Interview mit Sandra Pacholke von der Partei der Humanisten

"Wenn Du keinem anderen schadest, dann sei, wie Du bist"

Wie kann es bei Kindern gehen, die erst einmal von ihrer Umgebung das vorgelebte als richtig annehmen und ihre eigene Lebenserfahrung gewinnen. Ich denke an die Schule. Gibt es eine Vorstellung, sie an Selbstbestimmtheit heranzuführen?

Bei uns in der Partei gibt es dazu keine feste Vorstellung. Ich finde es einerseits wichtig, den Kindern beizubringen, dass es ‚früher’ schon viele Erkenntnisse gab, die sie zunächst begreifen und erlernen müssen. Den Satz des Pythagoras muss man nicht neu erfinden. Andererseits muss man ihnen die Freiheit geben, Dinge neu zu erforschen.

Ich unterrichte auch an der Hochschule und sage zu einem Thema: das sind die Prämissen, die sind erkannt worden und in diesem Rahmen bewege dich frei. Manchmal kannst Du auch die Prämissen ändern, wenn z. B. neue Forschungsergebnisse vorliegen, wenn dir das möglich ist, dann ändere sie. Zum Beispiel die Schwerkraft, die kann man nicht ändern oder wegdiskutieren. Die ist da, das ist Fakt, den kann man beibringen, da muss man nicht lange drüber nachdenken. Aber und das ist wichtig: Innerhalb dieser Prämissen bewege Dich so frei wie möglich, decke eventuelle Widersprüche auf, kritisiere und bediene dich deines Verstandes.

Frei sein, dürfte eines der schwierigsten Themen sein.

Ja. Ich weiß nicht, ob die alle Menschen wirklich frei sein wollen. Es gibt Menschen, die wollen so etwas wie einen Rahmen vorgegeben haben, in dem man zu sein hat.

Wie setzen sich Freiheit, Emanzipation in einem politischen Programm um?

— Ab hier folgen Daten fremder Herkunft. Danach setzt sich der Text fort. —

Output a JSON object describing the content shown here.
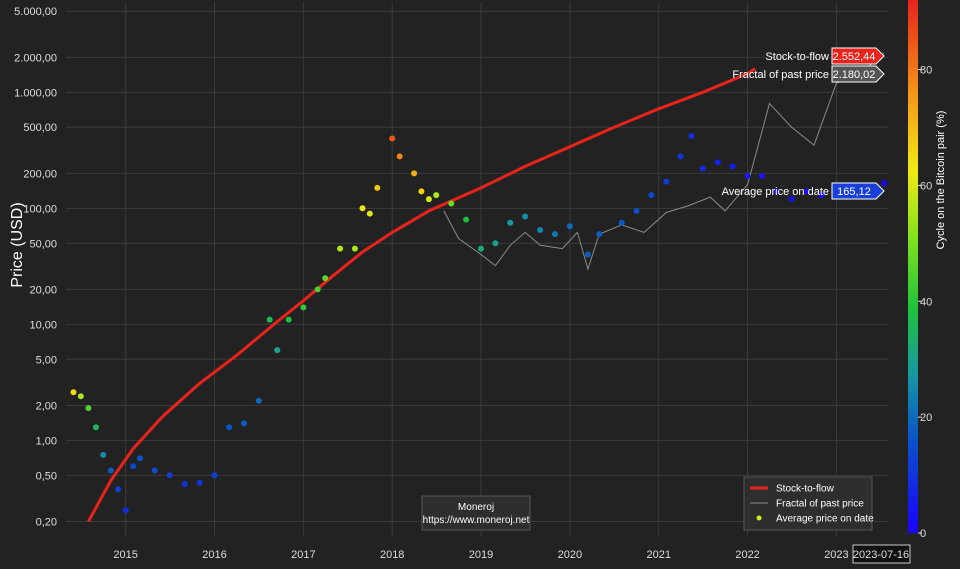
{
  "chart_data": {
    "type": "scatter",
    "ylabel": "Price (USD)",
    "y_scale": "log",
    "ylim": [
      0.15,
      6000
    ],
    "xlim": [
      "2014-05-01",
      "2023-08-01"
    ],
    "y_ticks": [
      {
        "value": 5000,
        "label": "5.000,00"
      },
      {
        "value": 2000,
        "label": "2.000,00"
      },
      {
        "value": 1000,
        "label": "1.000,00"
      },
      {
        "value": 500,
        "label": "500,00"
      },
      {
        "value": 200,
        "label": "200,00"
      },
      {
        "value": 100,
        "label": "100,00"
      },
      {
        "value": 50,
        "label": "50,00"
      },
      {
        "value": 20,
        "label": "20,00"
      },
      {
        "value": 10,
        "label": "10,00"
      },
      {
        "value": 5,
        "label": "5,00"
      },
      {
        "value": 2,
        "label": "2,00"
      },
      {
        "value": 1,
        "label": "1,00"
      },
      {
        "value": 0.5,
        "label": "0,50"
      },
      {
        "value": 0.2,
        "label": "0,20"
      }
    ],
    "x_ticks": [
      "2015",
      "2016",
      "2017",
      "2018",
      "2019",
      "2020",
      "2021",
      "2022",
      "2023"
    ],
    "grid": true,
    "colorbar": {
      "label": "Cycle on the Bitcoin pair (%)",
      "range": [
        0,
        92
      ],
      "ticks": [
        {
          "value": 0,
          "label": "0"
        },
        {
          "value": 20,
          "label": "20"
        },
        {
          "value": 40,
          "label": "40"
        },
        {
          "value": 60,
          "label": "60"
        },
        {
          "value": 80,
          "label": "80"
        }
      ]
    },
    "series": [
      {
        "name": "Stock-to-flow",
        "color": "#e8231c",
        "points": [
          [
            "2014-08-01",
            0.2
          ],
          [
            "2014-11-01",
            0.45
          ],
          [
            "2015-02-01",
            0.85
          ],
          [
            "2015-06-01",
            1.6
          ],
          [
            "2015-11-01",
            3.1
          ],
          [
            "2016-04-01",
            5.4
          ],
          [
            "2016-09-01",
            10
          ],
          [
            "2017-01-01",
            16
          ],
          [
            "2017-05-01",
            26
          ],
          [
            "2017-09-01",
            42
          ],
          [
            "2018-01-01",
            62
          ],
          [
            "2018-06-01",
            95
          ],
          [
            "2019-01-01",
            150
          ],
          [
            "2019-07-01",
            230
          ],
          [
            "2020-01-01",
            340
          ],
          [
            "2020-07-01",
            500
          ],
          [
            "2021-01-01",
            720
          ],
          [
            "2021-07-01",
            1000
          ],
          [
            "2022-01-01",
            1450
          ],
          [
            "2022-02-01",
            1600
          ]
        ]
      },
      {
        "name": "Fractal of past price",
        "color": "#8a8a8a",
        "points": [
          [
            "2018-08-01",
            95
          ],
          [
            "2018-10-01",
            55
          ],
          [
            "2019-01-01",
            40
          ],
          [
            "2019-03-01",
            32
          ],
          [
            "2019-05-01",
            48
          ],
          [
            "2019-07-01",
            62
          ],
          [
            "2019-09-01",
            48
          ],
          [
            "2019-12-01",
            45
          ],
          [
            "2020-02-01",
            62
          ],
          [
            "2020-03-15",
            30
          ],
          [
            "2020-05-01",
            60
          ],
          [
            "2020-08-01",
            72
          ],
          [
            "2020-11-01",
            62
          ],
          [
            "2021-02-01",
            92
          ],
          [
            "2021-05-01",
            105
          ],
          [
            "2021-08-01",
            125
          ],
          [
            "2021-10-01",
            95
          ],
          [
            "2022-01-01",
            160
          ],
          [
            "2022-04-01",
            800
          ],
          [
            "2022-07-01",
            500
          ],
          [
            "2022-10-01",
            350
          ],
          [
            "2023-01-01",
            1200
          ],
          [
            "2023-04-01",
            1400
          ],
          [
            "2023-07-16",
            2180
          ]
        ]
      },
      {
        "name": "Average price on date",
        "color": "#c9f21a",
        "points": [
          [
            "2014-06-01",
            2.6,
            65
          ],
          [
            "2014-07-01",
            2.4,
            55
          ],
          [
            "2014-08-01",
            1.9,
            45
          ],
          [
            "2014-09-01",
            1.3,
            35
          ],
          [
            "2014-10-01",
            0.75,
            25
          ],
          [
            "2014-11-01",
            0.55,
            18
          ],
          [
            "2014-12-01",
            0.38,
            12
          ],
          [
            "2015-01-01",
            0.25,
            8
          ],
          [
            "2015-02-01",
            0.6,
            14
          ],
          [
            "2015-03-01",
            0.7,
            16
          ],
          [
            "2015-05-01",
            0.55,
            15
          ],
          [
            "2015-07-01",
            0.5,
            12
          ],
          [
            "2015-09-01",
            0.42,
            10
          ],
          [
            "2015-11-01",
            0.43,
            10
          ],
          [
            "2016-01-01",
            0.5,
            12
          ],
          [
            "2016-03-01",
            1.3,
            17
          ],
          [
            "2016-05-01",
            1.4,
            18
          ],
          [
            "2016-07-01",
            2.2,
            20
          ],
          [
            "2016-08-15",
            11,
            36
          ],
          [
            "2016-09-15",
            6,
            30
          ],
          [
            "2016-11-01",
            11,
            38
          ],
          [
            "2017-01-01",
            14,
            41
          ],
          [
            "2017-03-01",
            20,
            44
          ],
          [
            "2017-04-01",
            25,
            46
          ],
          [
            "2017-06-01",
            45,
            56
          ],
          [
            "2017-08-01",
            45,
            55
          ],
          [
            "2017-09-01",
            100,
            63
          ],
          [
            "2017-10-01",
            90,
            60
          ],
          [
            "2017-11-01",
            150,
            68
          ],
          [
            "2018-01-01",
            400,
            85
          ],
          [
            "2018-02-01",
            280,
            78
          ],
          [
            "2018-04-01",
            200,
            72
          ],
          [
            "2018-05-01",
            140,
            66
          ],
          [
            "2018-06-01",
            120,
            60
          ],
          [
            "2018-07-01",
            130,
            56
          ],
          [
            "2018-09-01",
            110,
            48
          ],
          [
            "2018-11-01",
            80,
            38
          ],
          [
            "2019-01-01",
            45,
            32
          ],
          [
            "2019-03-01",
            50,
            30
          ],
          [
            "2019-05-01",
            75,
            28
          ],
          [
            "2019-07-01",
            85,
            26
          ],
          [
            "2019-09-01",
            65,
            24
          ],
          [
            "2019-11-01",
            60,
            22
          ],
          [
            "2020-01-01",
            70,
            20
          ],
          [
            "2020-03-15",
            40,
            18
          ],
          [
            "2020-05-01",
            60,
            18
          ],
          [
            "2020-08-01",
            75,
            17
          ],
          [
            "2020-10-01",
            95,
            16
          ],
          [
            "2020-12-01",
            130,
            14
          ],
          [
            "2021-02-01",
            170,
            12
          ],
          [
            "2021-04-01",
            280,
            10
          ],
          [
            "2021-05-15",
            420,
            9
          ],
          [
            "2021-07-01",
            220,
            8
          ],
          [
            "2021-09-01",
            250,
            7
          ],
          [
            "2021-11-01",
            230,
            6
          ],
          [
            "2022-01-01",
            190,
            5
          ],
          [
            "2022-03-01",
            190,
            4
          ],
          [
            "2022-05-01",
            140,
            3
          ],
          [
            "2022-07-01",
            120,
            3
          ],
          [
            "2022-09-01",
            140,
            2
          ],
          [
            "2022-11-01",
            130,
            2
          ],
          [
            "2023-01-01",
            150,
            2
          ],
          [
            "2023-03-01",
            160,
            1
          ],
          [
            "2023-05-01",
            150,
            1
          ],
          [
            "2023-07-16",
            165,
            1
          ]
        ]
      }
    ],
    "price_tags": [
      {
        "series": "Stock-to-flow",
        "label": "Stock-to-flow",
        "value": 2552.44,
        "value_label": "2.552,44",
        "color": "#e8231c"
      },
      {
        "series": "Fractal of past price",
        "label": "Fractal of past price",
        "value": 2180.02,
        "value_label": "2.180,02",
        "color": "#555555"
      },
      {
        "series": "Average price on date",
        "label": "Average price on date",
        "value": 165.12,
        "value_label": "165,12",
        "color": "#1a3fd6"
      }
    ],
    "date_tag": {
      "date": "2023-07-16",
      "label": "2023-07-16"
    },
    "legend": {
      "position": "bottom-right",
      "entries": [
        "Stock-to-flow",
        "Fractal of past price",
        "Average price on date"
      ]
    }
  },
  "watermark": {
    "line1": "Moneroj",
    "line2": "https://www.moneroj.net"
  }
}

Das versuche ich zu erklären. Einen Punkt gibt es, der mich immer schon geärgert hat. Ich habe mich immer als liberaler Mensch verstanden. Im Bundestag haben wir ein breites Spektrum. Die FDP versteht sich als die liberale Partei. Ich konnte sie aber nie wählen, weil sie eben zu sehr und fast einseitig auf die Freiheit der Wirtschaft bestanden hat, ohne die gesellschaftliche bzw. kollektive Situation zu bedenken. Die CDU konnte ich aus verständlichen Gründen nicht wählen. Im Gegenzug gibt es Parteien, ähnlich wie die PdH auch mit dem Ansatz, alle Menschen sind gleich in ihren Rechten Das finde ich schon besser. Dann aber zu sagen, alle Menschen haben gleich, zu sein, ist auch Blödsinn. Menschen sollten gleichberechtigt sein. Ob nun einer den Müll abfährt oder ein anderer Professor ist, ist egal. Zwischen den beiden Polen, dem, ich sage mal rein wirtschaftsliberalen und dem kollektiven Gedanken gibt es keine Partei. Dazwischen fehlt eine Partei. Bei den Linken gibt es wiederum eine Überbetonung auf die Erwerbsarbeit , ich glaube, dieser Gedanke ist ursprünglich calvinistisch gewesen.

"Ob nun einer den Müll abfährt oder ein anderer Professor ist, ist egal."

Ich will hier noch einmal auf das universelles Grundeinkommen eingehen: Du bekommst Geld zum Leben. Das heißt, wir, die Gesellschaft vertraut darauf, dass Du damit etwas zur Gemeinschaft beitragen wirst. Da sagen manche, das wird so nicht funktionieren. Wenn ich mir aber heute schon das ehrenamtliche Engagement ansehe, denke ich, dass das funktionieren könnte. Deswegen streben wir ja auch eine schrittweise Einführung mit einer entsprechenden Evaluation an.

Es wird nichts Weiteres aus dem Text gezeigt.